Dollar closes July at S/3.7300: What factors affected its performance in the seventh month of the year?

The dollar ended July in Peru at S/3.7300, strengthening 3.21% against the Peruvian sol in the last 12 months and 0.62% so far in 2024, after closing the previous period at S/3.7070. What factors inflated the US currency in the seventh month of the year?

Gianina Villavicencio, Foreign Exchange Intermediation Manager at Renta4 SAB, explains that, during the month of July 2024, the exchange rate of the US dollar “showed a volatile trend against the Peruvian sol, influenced by both internal and external factors.”

According to the Monthly Report on the Behavior of the Value of the Dollar in Peru – July 2024, prepared by Renta4, the fluctuations were marked by the intervention of the Central Reserve Bank of Peru (BCRP), the supply and demand of foreign currency by local corporations and offshore agents, “as well as by expectations regarding international monetary policies, especially the decisions of the United States Federal Reserve (FED).”

Throughout the month, the dollar fluctuated between minimum and maximum levels influenced by various market dynamics. At the beginning of the month, the dollar showed a downward trend due to a strong corporate offer and the interventions of the BCRP through exchange rate swaps.

“This downward trend was reversed in the middle of the month, when demand for dollars increased, driven by local and non-resident corporations,” Villavicencio said.

It is worth mentioning that the dollar reached its highest point in the first week of the month, standing at around S/3.8530, while its lowest level was observed towards the second half of the month, reaching S/3.7090.

“The intervention of the BCRP was a key factor, with placements and maturities of foreign exchange swaps that influenced liquidity and the behavior of the exchange rate,” the specialist points out.

Internal factors: corporate demand for dollars

Throughout the month, the BCRP actively intervened in the foreign exchange market, placing and renewing sell-exchange swaps. These actions helped stabilize the exchange rate in times of high volatility.

Supply from local corporations, especially related to bonus payments, significantly influenced the downward pressure on the dollar. In contrast, demand for dollars from offshore and local agents at other times of the month contributed to the appreciation of the dollar.

Finally, the top monetary authority decided to maintain the reference rate at 5.75%, arguing that underlying inflation remained outside the target range. This decision also impacted market expectations regarding exchange rate policy.
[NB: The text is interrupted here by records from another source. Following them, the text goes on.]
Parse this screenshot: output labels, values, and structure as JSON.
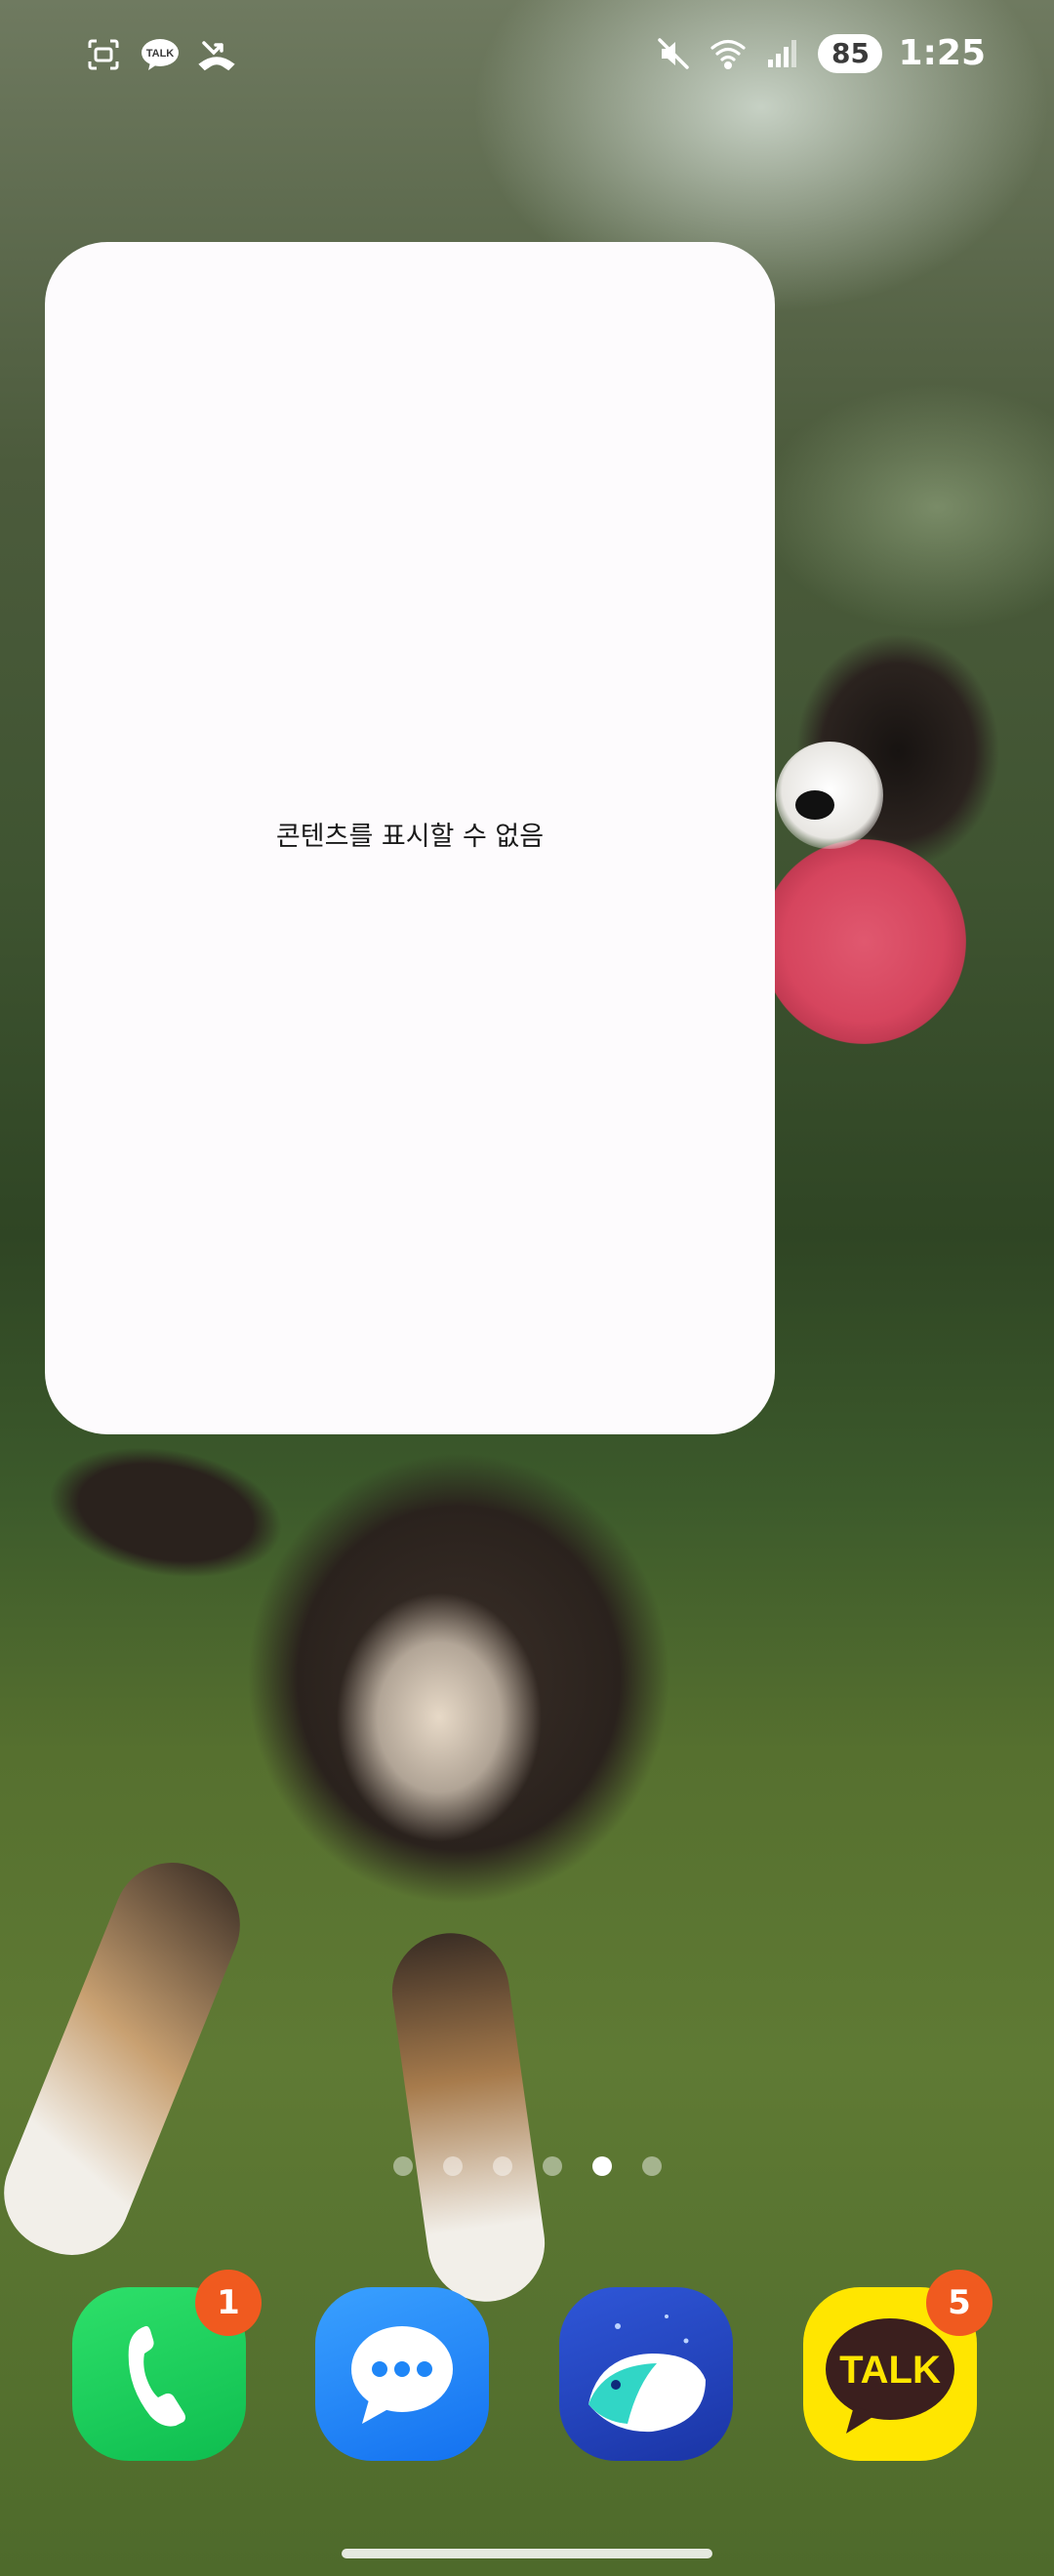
{
  "status_bar": {
    "left_icons": [
      "screenshot-icon",
      "kakaotalk-notification-icon",
      "missed-call-icon"
    ],
    "talk_text": "TALK",
    "right_icons": [
      "mute-icon",
      "wifi-icon",
      "signal-icon"
    ],
    "battery": "85",
    "time": "1:25"
  },
  "widget": {
    "message": "콘텐츠를 표시할 수 없음"
  },
  "page_indicator": {
    "count": 6,
    "active_index": 4
  },
  "dock": {
    "apps": [
      {
        "name": "phone",
        "icon": "phone-icon",
        "badge": "1"
      },
      {
        "name": "messages",
        "icon": "messages-icon",
        "badge": ""
      },
      {
        "name": "naver-whale",
        "icon": "whale-icon",
        "badge": ""
      },
      {
        "name": "kakaotalk",
        "icon": "kakaotalk-icon",
        "label": "TALK",
        "badge": "5"
      }
    ]
  },
  "colors": {
    "badge": "#f05a1f",
    "kakao_yellow": "#ffe600",
    "widget_bg": "#fdfbfd"
  }
}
The Fed and the external factors that boosted the dollar

Globally, the dollar was influenced by expectations surrounding the US Federal Reserve’s decisions. Speculation about a possible rate cut in September due to a slowdown in the US economy caused fluctuations in the value of the dollar.

Data such as inflation, unemployment and US GDP growth impacted the dollar index (DXY), which fluctuated during the month between 103.76 and 105.59.

In addition, commodity prices such as gold and copper also influenced the dollar’s performance. The stability in the prices of these assets during the month provided an additional context for the fluctuation of the exchange rate.

What is expected for the dollar for the remainder of 2024?

Renta4 SAB states that, looking ahead, the dollar’s performance is expected to remain volatile, influenced by several factors, such as the FED’s decisions.

“The next Fed meeting will be crucial in determining the direction of the dollar. A possible rate cut in September could further depreciate the US currency,” the agency said.

The actions of the BCRP are also expected to continue to be decisive for the stability of the exchange rate. The renewal of currency swaps and other intervention measures will continue to play an important role.

Likewise, trade tensions, changes in the economic policies of the main economies and the evolution of commodity prices will be key factors to monitor.

“For the coming months, these dynamics are expected to remain relevant, maintaining volatility in the foreign exchange market,” he said.